- Born: Valerie E. Wojna Muñiz
- Education: University of Puerto Rico School of Medicine (MD)
- Scientific career
- Fields: Neurology
- Workplaces: University of Puerto Rico, Medical Sciences Campus

= Valerie Wojna =

American medical researcher

Valerie E. Wojna Muñiz is a Puerto Rican neurologist and professor of neurology at University of Puerto Rico, Medical Sciences Campus.

== Education ==
Wojna graduated from University of Puerto Rico School of Medicine (UPR) in 1984. At UPR, she completed an internship in internal medicine (1985), a residency in neurology (1988), and a fellowship in clinical neurophysiology (1990).

== Career ==
Wojna is a professor of neurology at the University of Puerto Rico, where she researches neurologic disorders, insulin resistance, and Human Immunodeficiency Virus (HIV) associated neurocognitive disorder (HAND).
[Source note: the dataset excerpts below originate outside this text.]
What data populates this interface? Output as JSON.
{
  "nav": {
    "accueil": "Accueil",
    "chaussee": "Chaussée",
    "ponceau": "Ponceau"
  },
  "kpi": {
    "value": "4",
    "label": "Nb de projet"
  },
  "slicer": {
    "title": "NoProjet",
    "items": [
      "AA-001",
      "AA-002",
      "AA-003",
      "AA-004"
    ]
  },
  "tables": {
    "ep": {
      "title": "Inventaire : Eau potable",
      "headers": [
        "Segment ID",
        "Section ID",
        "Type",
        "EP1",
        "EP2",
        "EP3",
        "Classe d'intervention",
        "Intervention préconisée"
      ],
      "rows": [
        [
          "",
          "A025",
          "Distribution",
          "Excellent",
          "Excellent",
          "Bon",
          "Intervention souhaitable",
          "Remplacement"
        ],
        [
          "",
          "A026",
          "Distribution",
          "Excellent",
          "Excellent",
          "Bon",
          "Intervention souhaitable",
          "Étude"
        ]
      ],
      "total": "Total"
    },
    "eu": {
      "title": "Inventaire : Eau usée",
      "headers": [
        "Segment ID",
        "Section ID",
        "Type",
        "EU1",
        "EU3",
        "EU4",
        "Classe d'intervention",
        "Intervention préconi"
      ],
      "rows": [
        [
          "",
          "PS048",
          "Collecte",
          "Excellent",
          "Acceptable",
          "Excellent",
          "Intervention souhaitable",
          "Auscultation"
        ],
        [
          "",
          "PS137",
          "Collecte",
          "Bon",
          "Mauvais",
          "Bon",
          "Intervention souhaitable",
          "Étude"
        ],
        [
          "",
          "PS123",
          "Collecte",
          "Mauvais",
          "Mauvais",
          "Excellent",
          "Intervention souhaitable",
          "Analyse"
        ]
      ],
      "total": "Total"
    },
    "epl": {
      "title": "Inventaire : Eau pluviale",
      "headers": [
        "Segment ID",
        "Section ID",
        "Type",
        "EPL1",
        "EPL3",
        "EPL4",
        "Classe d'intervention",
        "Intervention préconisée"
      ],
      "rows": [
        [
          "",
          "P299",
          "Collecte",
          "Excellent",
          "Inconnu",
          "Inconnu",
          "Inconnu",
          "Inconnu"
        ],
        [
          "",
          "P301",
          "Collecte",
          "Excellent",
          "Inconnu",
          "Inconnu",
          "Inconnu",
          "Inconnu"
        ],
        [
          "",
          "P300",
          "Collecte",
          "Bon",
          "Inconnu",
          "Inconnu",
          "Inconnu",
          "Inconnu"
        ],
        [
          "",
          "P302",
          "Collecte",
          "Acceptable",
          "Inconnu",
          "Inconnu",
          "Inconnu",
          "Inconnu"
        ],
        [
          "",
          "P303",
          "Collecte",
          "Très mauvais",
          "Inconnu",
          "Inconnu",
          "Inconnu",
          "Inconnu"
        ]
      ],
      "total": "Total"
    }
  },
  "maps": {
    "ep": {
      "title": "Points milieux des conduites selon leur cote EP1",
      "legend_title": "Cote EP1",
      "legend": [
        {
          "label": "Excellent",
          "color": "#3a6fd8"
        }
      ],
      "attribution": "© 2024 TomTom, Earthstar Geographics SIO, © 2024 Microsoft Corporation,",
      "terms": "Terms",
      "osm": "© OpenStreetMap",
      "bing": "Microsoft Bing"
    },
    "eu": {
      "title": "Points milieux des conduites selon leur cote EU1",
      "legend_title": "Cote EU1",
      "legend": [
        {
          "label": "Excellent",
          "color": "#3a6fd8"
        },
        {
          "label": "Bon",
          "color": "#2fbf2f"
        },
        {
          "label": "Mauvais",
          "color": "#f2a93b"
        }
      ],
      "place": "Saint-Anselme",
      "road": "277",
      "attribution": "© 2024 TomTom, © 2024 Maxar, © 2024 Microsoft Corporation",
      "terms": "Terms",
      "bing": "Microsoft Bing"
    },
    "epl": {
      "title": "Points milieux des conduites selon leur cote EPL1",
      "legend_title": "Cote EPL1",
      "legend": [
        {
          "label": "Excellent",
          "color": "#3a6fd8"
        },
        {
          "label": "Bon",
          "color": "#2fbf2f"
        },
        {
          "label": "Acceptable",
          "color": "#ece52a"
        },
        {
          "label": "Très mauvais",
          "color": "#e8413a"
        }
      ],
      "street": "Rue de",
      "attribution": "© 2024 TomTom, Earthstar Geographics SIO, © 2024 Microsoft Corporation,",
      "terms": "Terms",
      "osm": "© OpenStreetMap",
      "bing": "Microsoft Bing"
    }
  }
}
With immunologist Loyda M. Meléndez, Wojna used proteomics to research the causes of HAND.

Wojna has also combined some of her interests; for example with collaborators she has investigated insulin resistance in HIV patients, and she is part of a study that looks for a "comparison between the cognitive damage caused by the virus between women and men in Puerto Rico."

Her research has documented the neurocognitive damage resulting from chronic infections traced to HIV in Puerto Rican women, and the local scientific community has collaborated with researchers at the University of Hawaii looking for effective new drugs to help patients."The scientific mission of these laboratories led by Dr. Wojna is to provide a new medical alternative that avoids the effects of chronic infection on the neurocognitive health of this population.In addition to preventing chronic infections that can impact the neurocognitive health of Puerto Rican women, Wojna has also researched the impact of sex hormones and oxidative stress.

In 2001, she was elected a Fellow of the American Academy of Neurology.

== Selected publications ==

- Wojna, V., Skolasky, R. L., Hechavarría, R., Mayo, R., Selnes, O., McArthur, J. C., ... & Nath, A. (2006). Prevalence of human immunodeficiency virus-associated cognitive impairment in a group of Hispanic women at risk for neurological impairment. Journal of neurovirology, 12(5), 356-364.
- Wojna, V., Robles, L., Skolasky, R. L., Mayo, R., Selnes, O., de la Torre, T., ... & Lasalde-Dominicci, J. (2007). Associations of cigarette smoking with viral immune and cognitive function in human immunodeficiency virus-seropositive women. Journal of neurovirology, 13(6), 561-568.
- Gerena, Y., Skolasky, R. L., Velez, J. M., Toro-Nieves, D., Mayo, R., Nath, A., & Wojna, V. (2012). Soluble and cell-associated insulin receptor dysfunction correlates with severity of HAND in HIV-infected women. PLoS One, 7(5), e37358.
- Morales, D., Acevedo, S. F., Skolasky, R. L., Hechavarria, R., Santiago, S., De La Torre, T., ... & Wojna, V. (2012). Translational spatial task and its relationship to HIV-associated neurocognitive disorders and apolipoprotein E in HIV-seropositive women. Journal of neurovirology, 18(6), 488-502.
- Cantres-Rosario, Y., Plaud-Valentín, M., Gerena, Y., Skolasky, R. L., Wojna, V., & Meléndez, L. M. (2013). Cathepsin B and cystatin B in HIV-seropositive women are associated with infection and HIV-1-associated neurocognitive disorders. AIDS, 27(3), 347.
- Victorson, D., Cavazos, J. E., Holmes, G. L., Reder, A. T., Wojna, V., Nowinski, C., ... & Cella, D. (2014). Validity of the Neurology Quality-of-Life (Neuro-QoL) measurement system in adult epilepsy. Epilepsy & Behavior, 31, 77-84.